On the other hand I much prefer the Oompa Loompas in this movie. Rather than hiring a number of little people to play the Loompas for this film Burton chose to hire just one and film him over and over again, compositing them all together digitally into a full chorus of sinister little people. All played by Deep Roy. Now I know this caused some consternation in the fairly insular world of little world actors, because this was potentially work for a very large cast and all went to a single over worked individual, but the end product is simply fantastic to look at. Deep Roy has such a distinctive face, and the complete seriousness with which he portrays all the Oompas is fantastic. The world of top flight super-star little person actors is fairly exclusive. I can think of only a small handful who seem to get virtually every role. Vern Troyer, Peter Dinklage, Warwick Davis Kenny Baker and Deep Roy. So it shouldn’t be surprising that after watching this movie I felt like I saw Deep Roy in everything. This was the break out role, however, that really made me notice his work.

This movie is filled with familar faces and fantastic performances. Freddie Highmore, who we just watched recently in Finding Neverland with Johnny Depp, is charming and fantastic as Charlie Bucket. As Grandpa Joe we have the distinctive David Kelly who was so much fun in Waking Ned Devine. My favorite of the other children is Philip Wiegratz as Augustus Gloop. He’s so cheerful in his gluttony I kind of regretted that the movie didn’t have more of him in it.
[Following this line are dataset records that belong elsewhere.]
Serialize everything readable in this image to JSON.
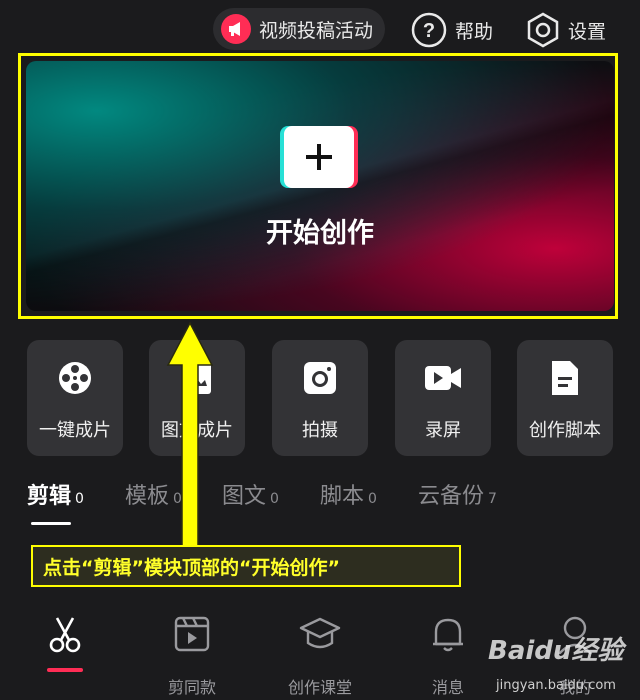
{
  "topbar": {
    "promo_label": "视频投稿活动",
    "help_label": "帮助",
    "settings_label": "设置"
  },
  "create": {
    "title": "开始创作"
  },
  "tools": [
    {
      "label": "一键成片",
      "icon": "film-reel-icon"
    },
    {
      "label": "图文成片",
      "icon": "image-text-icon"
    },
    {
      "label": "拍摄",
      "icon": "camera-icon"
    },
    {
      "label": "录屏",
      "icon": "video-record-icon"
    },
    {
      "label": "创作脚本",
      "icon": "script-doc-icon"
    }
  ],
  "tabs": [
    {
      "name": "剪辑",
      "count": "0",
      "active": true
    },
    {
      "name": "模板",
      "count": "0",
      "active": false
    },
    {
      "name": "图文",
      "count": "0",
      "active": false
    },
    {
      "name": "脚本",
      "count": "0",
      "active": false
    },
    {
      "name": "云备份",
      "count": "7",
      "active": false
    }
  ],
  "annotation": {
    "callout_text": "点击“剪辑”模块顶部的“开始创作”",
    "color": "#ffff00"
  },
  "bottom_nav": [
    {
      "label": "",
      "icon": "scissors-icon",
      "active": true
    },
    {
      "label": "剪同款",
      "icon": "clapperboard-icon",
      "active": false
    },
    {
      "label": "创作课堂",
      "icon": "graduation-cap-icon",
      "active": false
    },
    {
      "label": "消息",
      "icon": "bell-icon",
      "active": false
    },
    {
      "label": "我的",
      "icon": "profile-icon",
      "active": false
    }
  ],
  "watermark": {
    "brand": "Baidu经验",
    "url": "jingyan.baidu.com"
  },
  "colors": {
    "accent": "#ff2d55",
    "teal": "#27e0d6",
    "background": "#1b1b1d",
    "annotation": "#ffff00"
  }
}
I did not particularly enjoy the plot with Wonka’s father. I can see what it was trying to do – create a thread about how much we need our family – but it was clumsily done and I didn’t like the way it make Wonka from a mad genius into a scared and lost little boy. I feel like a traitor saying this since the role of Wonka Sr. went to Christopher Lee, the venerable Hammer Horror mainstay and owner of one of the most distinctive voices in the world, but as much as I liked seeing him in the movie I think his part made it a weaker film.

Of course since this being a Tim Burton movie it has to have a Danny Elfman score. I did appreciate that the lyrics for the songs came directly from the original book by Roald Dahl, and I liked how Elfman himself provided the singing voices for all the Oompa Loompas in the same way that Deep Roy provided all the Oompa Loompa performances. The score itself though is unspectacular. Elfman has a certain sound to him, and this score is instantly recognizable as his work. It didn’t really movie me though, which is sad.

I have to say that if I were forced to pick between the two films my preference would be for the 1971 version. I like Wilder’s Wonka better and that version just has more charm to it. This movie is more technically impressive, but it just feels like it is missing something. I would really miss Deep Roy though.